Saran
- Product type: Plastic wrap
- Owner: S. C. Johnson & Son
- Country: United States
- Introduced: 1949; 77 years ago
- Previous owners: Dow Chemical Company

= Saran (plastic) =

Polyethylene food wrap

Saran is the trade name of a thin plastic film used for keeping food fresh by sealing. The compound polyvinylidene chloride (PVDC) was discovered in 1933 by researchers from the Dow Chemical Company and registered in 1940. It was acquired by S.C. Johnson & Son, Inc. in 1998 and the formulation changed to a less effective polyethylene (PE) in 2004 due to chlorine content.
As a food wrap, the principal advantages of polyvinylidene chloride, compared to other plastics, are its ability to adhere to itself and its very low permeability to water vapor, flavor and aroma molecules, and oxygen. This oxygen barrier prevents food spoilage, while the film barrier to flavor and aroma molecules helps food retain its flavor and aroma.

==History==

Polyvinylidene chloride wrap

Byproduct resin 1.1 dichloroethyl, a monomer of Polyvinylidene chloride (PVDC) was discovered at Dow Chemical Company (Michigan, United States) in 1933 when a lab worker, Ralph Wiley, was having trouble washing beakers used in his process of developing a dry-cleaning product, perchloroethylene.

It was waterproof, strong and versatile; it could be rolled, forged, drawn, welded, stamped and blown. It was initially developed into a product when a division of General Motors requested a flexible film to prevent corrosion on machine guns shipped overseas. It became the preferred packing material for anything that needed protection from the salt and moisture.
Dow trademarked "Saran" in 1940, but the company did not immediately develop the product commercially.

In 1942, fused layers of original-specification PVDC were used to make woven mesh ventilating insoles for newly developed jungle or tropical combat boots made of rubber and canvas. These insoles were tested by experimental Army units in jungle exercises in Panama, Venezuela, and other countries, where they were found to increase the flow of dry outside air to the insole and base of the foot, reducing blisters and tropical ulcers. The PVDC ventilating mesh insole was later adopted by the United States Army for standard issue in its M-1945 and M-1966 Jungle Boots.
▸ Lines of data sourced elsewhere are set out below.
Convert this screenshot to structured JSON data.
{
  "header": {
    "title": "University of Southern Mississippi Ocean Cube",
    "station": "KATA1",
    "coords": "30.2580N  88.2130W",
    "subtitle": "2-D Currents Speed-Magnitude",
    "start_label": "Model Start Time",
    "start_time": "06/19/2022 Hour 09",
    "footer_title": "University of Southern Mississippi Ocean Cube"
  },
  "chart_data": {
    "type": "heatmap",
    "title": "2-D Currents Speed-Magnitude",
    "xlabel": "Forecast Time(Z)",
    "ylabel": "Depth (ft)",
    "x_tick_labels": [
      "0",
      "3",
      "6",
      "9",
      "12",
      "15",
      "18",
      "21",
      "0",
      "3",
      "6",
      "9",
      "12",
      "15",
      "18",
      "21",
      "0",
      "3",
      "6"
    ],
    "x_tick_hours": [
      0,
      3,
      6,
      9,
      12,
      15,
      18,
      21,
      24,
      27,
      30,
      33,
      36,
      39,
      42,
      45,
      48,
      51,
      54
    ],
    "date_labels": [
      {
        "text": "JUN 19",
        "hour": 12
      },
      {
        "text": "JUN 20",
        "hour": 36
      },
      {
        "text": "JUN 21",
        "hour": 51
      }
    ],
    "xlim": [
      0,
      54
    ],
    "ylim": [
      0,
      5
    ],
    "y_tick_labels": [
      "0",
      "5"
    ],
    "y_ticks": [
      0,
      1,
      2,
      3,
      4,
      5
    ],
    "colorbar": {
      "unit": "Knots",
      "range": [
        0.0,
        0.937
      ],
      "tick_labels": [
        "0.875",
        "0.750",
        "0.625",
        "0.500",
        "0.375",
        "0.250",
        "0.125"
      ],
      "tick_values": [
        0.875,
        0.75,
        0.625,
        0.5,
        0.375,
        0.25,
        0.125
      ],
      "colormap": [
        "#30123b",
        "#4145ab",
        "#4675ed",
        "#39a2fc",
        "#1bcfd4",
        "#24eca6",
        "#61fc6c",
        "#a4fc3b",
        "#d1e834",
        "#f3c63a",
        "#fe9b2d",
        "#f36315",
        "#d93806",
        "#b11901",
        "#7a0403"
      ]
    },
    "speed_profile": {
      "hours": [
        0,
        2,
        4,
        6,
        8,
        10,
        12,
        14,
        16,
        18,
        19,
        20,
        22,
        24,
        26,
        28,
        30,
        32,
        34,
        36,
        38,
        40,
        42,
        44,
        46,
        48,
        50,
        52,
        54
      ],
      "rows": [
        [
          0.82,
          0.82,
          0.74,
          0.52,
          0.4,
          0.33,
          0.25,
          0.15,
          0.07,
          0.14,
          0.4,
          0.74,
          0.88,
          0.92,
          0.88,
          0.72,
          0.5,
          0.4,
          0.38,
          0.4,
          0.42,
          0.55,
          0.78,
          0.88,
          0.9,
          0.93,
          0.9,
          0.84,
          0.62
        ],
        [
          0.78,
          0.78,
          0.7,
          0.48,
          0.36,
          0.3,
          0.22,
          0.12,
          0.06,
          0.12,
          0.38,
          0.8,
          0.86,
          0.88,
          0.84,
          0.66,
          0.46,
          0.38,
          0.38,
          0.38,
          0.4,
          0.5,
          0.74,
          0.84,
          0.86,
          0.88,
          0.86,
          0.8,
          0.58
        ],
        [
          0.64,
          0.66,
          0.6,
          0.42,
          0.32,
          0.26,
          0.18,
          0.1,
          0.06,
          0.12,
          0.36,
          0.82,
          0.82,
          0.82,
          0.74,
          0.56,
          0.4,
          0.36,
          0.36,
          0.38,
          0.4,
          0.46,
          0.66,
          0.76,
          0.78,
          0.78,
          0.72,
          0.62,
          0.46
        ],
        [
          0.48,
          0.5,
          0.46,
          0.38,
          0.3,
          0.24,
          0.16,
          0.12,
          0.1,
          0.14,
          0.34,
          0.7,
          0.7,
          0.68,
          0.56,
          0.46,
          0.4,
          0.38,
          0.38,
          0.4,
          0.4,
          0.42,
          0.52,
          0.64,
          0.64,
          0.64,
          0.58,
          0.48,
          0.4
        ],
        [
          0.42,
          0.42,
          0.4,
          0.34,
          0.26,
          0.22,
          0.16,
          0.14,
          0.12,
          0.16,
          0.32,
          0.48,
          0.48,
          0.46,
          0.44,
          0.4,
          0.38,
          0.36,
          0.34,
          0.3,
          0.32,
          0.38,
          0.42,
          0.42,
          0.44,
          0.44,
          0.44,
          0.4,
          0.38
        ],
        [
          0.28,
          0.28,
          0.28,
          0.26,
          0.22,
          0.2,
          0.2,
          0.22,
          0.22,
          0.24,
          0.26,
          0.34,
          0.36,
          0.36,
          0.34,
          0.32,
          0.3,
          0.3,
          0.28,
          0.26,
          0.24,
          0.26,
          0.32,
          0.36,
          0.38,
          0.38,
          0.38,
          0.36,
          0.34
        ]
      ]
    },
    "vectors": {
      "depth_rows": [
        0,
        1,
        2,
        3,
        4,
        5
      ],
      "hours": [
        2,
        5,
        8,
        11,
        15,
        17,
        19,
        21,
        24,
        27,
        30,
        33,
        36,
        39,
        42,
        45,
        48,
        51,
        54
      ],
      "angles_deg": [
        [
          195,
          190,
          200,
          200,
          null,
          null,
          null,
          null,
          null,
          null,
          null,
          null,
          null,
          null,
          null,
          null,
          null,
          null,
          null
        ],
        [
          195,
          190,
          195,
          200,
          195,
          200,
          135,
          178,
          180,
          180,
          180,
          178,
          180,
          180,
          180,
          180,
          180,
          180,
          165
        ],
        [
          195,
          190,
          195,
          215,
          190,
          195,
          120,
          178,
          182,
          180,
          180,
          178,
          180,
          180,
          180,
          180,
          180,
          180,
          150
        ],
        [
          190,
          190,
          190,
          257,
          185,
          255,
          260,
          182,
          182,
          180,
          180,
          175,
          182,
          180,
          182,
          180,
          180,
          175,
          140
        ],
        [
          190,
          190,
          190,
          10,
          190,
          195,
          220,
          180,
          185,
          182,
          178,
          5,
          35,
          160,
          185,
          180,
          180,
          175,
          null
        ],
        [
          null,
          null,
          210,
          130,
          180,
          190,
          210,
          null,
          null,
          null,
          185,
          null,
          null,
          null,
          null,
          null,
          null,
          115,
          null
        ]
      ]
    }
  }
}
In 1943, Ralph Wiley and his boss, John Reilly, both employed by Dow Chemical Company, finished the last requirements needed for the introduction of PVDC, which was formulated in 1939 and monofilaments extruded initially. They also eliminated its green hue and offensive odor.

A common folk etymology holds that "saran" was formed from John Reilly's wife's and daughter's names, Sarah and Ann Reilly. In fact, Dow researchers could not come up with sufficiently appealing names to market the product. Dow instead decided to use Firestone's name for plastic streetcar seats, and purchased the naming rights.

The key to production of the film was credited to Wilbur Stephenson who discovered "that the size and thickness of a freshly extruded tube of Saran could be controlled to produce a uniform thickness that could be blown by a trapped air bubble into a continuous film of remarkable clarity and uniformity."

After the war ended, Dow began producing and selling large rolls of the plastic to commercial businesses.
Dow employees Carroll "Curly" Irons and Russ Ludwig began a side business by purchasing the spools and cutting them into 12" wide, 25' lengths and marketing it as "cling wrap" in 1947. When its popularity reached Charles J. Strosacker, he convinced them to sell their venture to Dow in 1948 and the following year, Dow marketed a retail version of the thin, clingy plastic wrap trademarked Saran Wrap that was sold in rolls and used primarily for wrapping food. It quickly became popular for preserving food items stored in the refrigerator.

After the end of the Vietnam War, the U.S. military phased out PVDC insoles in favor of Poron®, a microcellular urethane, for its jungle and combat boots. However, the British Army continues to use PVDC insoles in its combat boots, primarily because of its insulating properties.

Saran Wrap and other Dow consumer products were acquired by S. C. Johnson & Son in 1998.

==Formulation change to polyethylene==
Today's Saran Wrap is no longer composed of PVDC in the United States, due to cost, processing difficulties, and health and environmental concerns with halogenated materials, and in 2004 was made from polyethylene. However, polyethylene has a higher oxygen permeability, which in turn affects food spoilage prevention. For example, at 23 C and 95% relative humidity polyvinylidene chloride has an oxygen permeability of 0.6 cm^{3} μm m^{−2} d^{−1} kPa^{−1} while low-density polyethylene under the same conditions has an oxygen permeability of 2000 cm^{3} μm m^{−2} d^{−1} kPa^{−1}, or a factor of over 3,000 times more permeable. For that reason, packaging for the meat industry still may use PVDC-containing films, as a barrier layer.